Gas leak survivors protest settlement

Indian policemen try to put off flames from a burning effigy of a state lawmaker on a railway track in Bhopal, India, on Saturday. (Associated Press)
Rafiq Maqbool Associated Press

BHOPAL, India – Thousands of survivors of the world’s worst industrial accident blocked trains through a central Indian city on Saturday to demand more compensation.

The protest came on the 27th anniversary of the disaster in Bhopal, where a Union Carbide pesticide plant leaked lethal gas that killed an estimated 15,000 people and maimed tens of thousands more.

Activist Rachna Dhingra said police charged the protesters with sticks in trying to stop them from occupying Bhopal’s five train lines. The protesters, most of them women sitting on the tracks, threw stones at the officers and set four police jeeps and several motorcycles on fire.

Several people, including a police superintendent, were injured in the stone pelting, police said. Eight women were detained, activists said.

Trains were backed up and halted on most lines through much of Saturday.

The five Bhopal victims’ rights groups that organized the protest demanded that Dow Chemicals, which bought Union Carbide in 2001, pay $8.1 billion in compensation for more than 500,000 people exposed to the leak.

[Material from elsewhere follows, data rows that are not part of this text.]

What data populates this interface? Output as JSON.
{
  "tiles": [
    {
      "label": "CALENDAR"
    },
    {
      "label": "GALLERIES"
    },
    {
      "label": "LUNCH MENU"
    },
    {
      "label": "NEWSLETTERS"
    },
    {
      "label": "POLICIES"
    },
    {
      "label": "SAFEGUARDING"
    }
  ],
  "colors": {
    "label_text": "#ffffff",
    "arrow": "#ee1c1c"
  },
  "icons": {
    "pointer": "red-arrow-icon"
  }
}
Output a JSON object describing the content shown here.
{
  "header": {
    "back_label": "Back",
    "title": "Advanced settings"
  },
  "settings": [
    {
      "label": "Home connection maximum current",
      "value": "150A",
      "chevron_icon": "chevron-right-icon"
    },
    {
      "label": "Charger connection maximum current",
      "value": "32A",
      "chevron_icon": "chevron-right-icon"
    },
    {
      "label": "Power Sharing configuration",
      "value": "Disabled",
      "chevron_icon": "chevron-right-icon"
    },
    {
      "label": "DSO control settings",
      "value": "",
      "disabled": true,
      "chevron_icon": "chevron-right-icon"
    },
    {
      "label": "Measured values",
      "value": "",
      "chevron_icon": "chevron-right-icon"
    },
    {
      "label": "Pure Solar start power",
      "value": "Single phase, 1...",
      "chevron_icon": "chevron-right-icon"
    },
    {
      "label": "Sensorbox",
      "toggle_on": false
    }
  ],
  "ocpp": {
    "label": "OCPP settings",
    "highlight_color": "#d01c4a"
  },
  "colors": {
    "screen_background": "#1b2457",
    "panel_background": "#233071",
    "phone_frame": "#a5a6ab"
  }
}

The activists called off plans to continue the protest today, after the chief minister of Madhya Pradesh state, where Bhopal is located, promised to back their campaign and lobby the prime minister for his support.

The protesters – shouting slogans including “We want compensation” – said India’s government accepted far too little in a 1985 settlement for $470 million, after initially asking for $3.3 billion.

The government is seeking an additional $1.7 billion for the victims from Dow, and activists accuse the U.S. company of not cleaning up oil and groundwater contamination in Bhopal.